しかし、元々その予兆はあった。
 
北朝鮮の指導者には、常に「会議を指導なされた」だとか「人民を指導なされた」、「軍隊を指導なされた」の「指導なされた」の定型句が使われた。
 
指導者が全てを「指導する国」だからだ。
 
この「指導なされた」の表現が、今年5月から使われなくなった。
 
「参加なされた」や「司会なされた」の表現に変わったのだ。これでは指導者といえど、多くの幹部の一人にすぎない。
 
このため「人が変わったのではないか?」、「唯一指導体制をやめたのではないか?」との臆測が飛んでいた。
 
そうした中での今回の演説は、まさにこの臆測を裏付けたものだった。
 
それまで国民を指導するだけの存在が、突然、国民思いの指導者に変身したのだ。
 
演説は「口パク」と言っても、声は出しているようでマイクが拾わないだけのようだった。
 
演説最後の「偉大なわが人民万歳」の部分は、声と口が合わなかった。
平壌で行われたマスゲームの鑑賞に訪れた金正恩朝鮮労働党委員長(右から3人目)。2020年10月12日付の労働新聞が掲載した(コリアメディア提供・共同)

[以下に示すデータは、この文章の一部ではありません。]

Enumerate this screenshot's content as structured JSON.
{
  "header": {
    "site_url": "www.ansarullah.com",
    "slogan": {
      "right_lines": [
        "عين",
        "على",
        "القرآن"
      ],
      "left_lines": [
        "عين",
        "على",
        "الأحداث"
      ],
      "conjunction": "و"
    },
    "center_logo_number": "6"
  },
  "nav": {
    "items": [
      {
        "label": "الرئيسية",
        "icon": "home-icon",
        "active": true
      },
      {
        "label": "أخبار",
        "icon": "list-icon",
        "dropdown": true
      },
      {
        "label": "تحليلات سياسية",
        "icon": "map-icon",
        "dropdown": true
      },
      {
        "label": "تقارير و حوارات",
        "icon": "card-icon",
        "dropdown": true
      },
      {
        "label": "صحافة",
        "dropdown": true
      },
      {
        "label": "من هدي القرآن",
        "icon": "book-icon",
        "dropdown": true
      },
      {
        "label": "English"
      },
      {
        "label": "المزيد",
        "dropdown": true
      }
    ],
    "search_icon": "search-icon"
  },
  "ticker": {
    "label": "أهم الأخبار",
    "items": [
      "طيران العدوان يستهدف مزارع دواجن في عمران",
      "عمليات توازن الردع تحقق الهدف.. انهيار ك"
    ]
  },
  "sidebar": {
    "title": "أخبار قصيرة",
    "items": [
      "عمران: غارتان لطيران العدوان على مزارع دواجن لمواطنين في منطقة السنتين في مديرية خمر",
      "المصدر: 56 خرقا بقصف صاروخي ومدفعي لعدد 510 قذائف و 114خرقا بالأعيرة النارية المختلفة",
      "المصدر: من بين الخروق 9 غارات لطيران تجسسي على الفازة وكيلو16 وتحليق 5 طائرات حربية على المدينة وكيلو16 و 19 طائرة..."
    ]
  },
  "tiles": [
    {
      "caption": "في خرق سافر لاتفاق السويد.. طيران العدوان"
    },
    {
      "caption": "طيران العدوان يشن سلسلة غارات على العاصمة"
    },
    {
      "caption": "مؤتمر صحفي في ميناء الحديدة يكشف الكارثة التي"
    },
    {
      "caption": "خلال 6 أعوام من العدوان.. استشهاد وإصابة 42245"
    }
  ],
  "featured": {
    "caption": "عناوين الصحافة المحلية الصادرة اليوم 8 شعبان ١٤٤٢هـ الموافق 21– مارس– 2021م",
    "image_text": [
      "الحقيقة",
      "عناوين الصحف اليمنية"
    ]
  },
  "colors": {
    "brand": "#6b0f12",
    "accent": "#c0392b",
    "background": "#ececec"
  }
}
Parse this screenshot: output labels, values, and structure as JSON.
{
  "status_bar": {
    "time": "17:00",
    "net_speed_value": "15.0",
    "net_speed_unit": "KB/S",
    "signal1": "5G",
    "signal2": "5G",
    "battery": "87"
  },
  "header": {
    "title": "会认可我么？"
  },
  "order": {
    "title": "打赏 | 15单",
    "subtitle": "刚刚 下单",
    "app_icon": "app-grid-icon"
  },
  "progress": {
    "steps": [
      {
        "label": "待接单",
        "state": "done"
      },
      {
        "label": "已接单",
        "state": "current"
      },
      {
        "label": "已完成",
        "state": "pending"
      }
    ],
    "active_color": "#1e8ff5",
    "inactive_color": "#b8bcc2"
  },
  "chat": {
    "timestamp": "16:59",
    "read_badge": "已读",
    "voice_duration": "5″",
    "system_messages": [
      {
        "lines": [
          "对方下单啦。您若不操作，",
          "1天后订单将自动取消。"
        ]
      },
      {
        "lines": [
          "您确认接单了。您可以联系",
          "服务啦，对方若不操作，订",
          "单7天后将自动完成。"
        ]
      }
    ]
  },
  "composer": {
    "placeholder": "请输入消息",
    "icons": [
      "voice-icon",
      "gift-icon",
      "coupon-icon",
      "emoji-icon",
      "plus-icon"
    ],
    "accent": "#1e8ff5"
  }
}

平壌で行われたマスゲームの鑑賞に訪れた金正恩朝鮮労働党委員長(右から3人目)。2020年10月12日付の労働新聞が掲載した(コリアメディア提供・共同)
映像は、原稿を懸命に読み上げる金委員長の姿を映し出した。
 
読み上げている場所を指で確認しながら、放送に懸命に合わせていた。
 
もちろん、「口パク」が悪いわけではない。むしろ内容が重要だ。
 
演説の途中で言い間違えるのを恐れて、事前録音にしたのだろう。
 
偉大な指導者が言い間違えるわけにはいかないからだ。
 
そしてこの金委員長の演説は、多くの秘密の意図を隠している。
 
まず式典の費用を削減し、映像で効果を上げようとした。
 
式典は異例の深夜の午前0時から行われ、以前のような全面中継はなかった。
 
テレビでおよそ2時間にわたる75周年式典の「記録映像」を流した。
 
都合の悪い部分をカットし、国民にアピールする場面を強調している。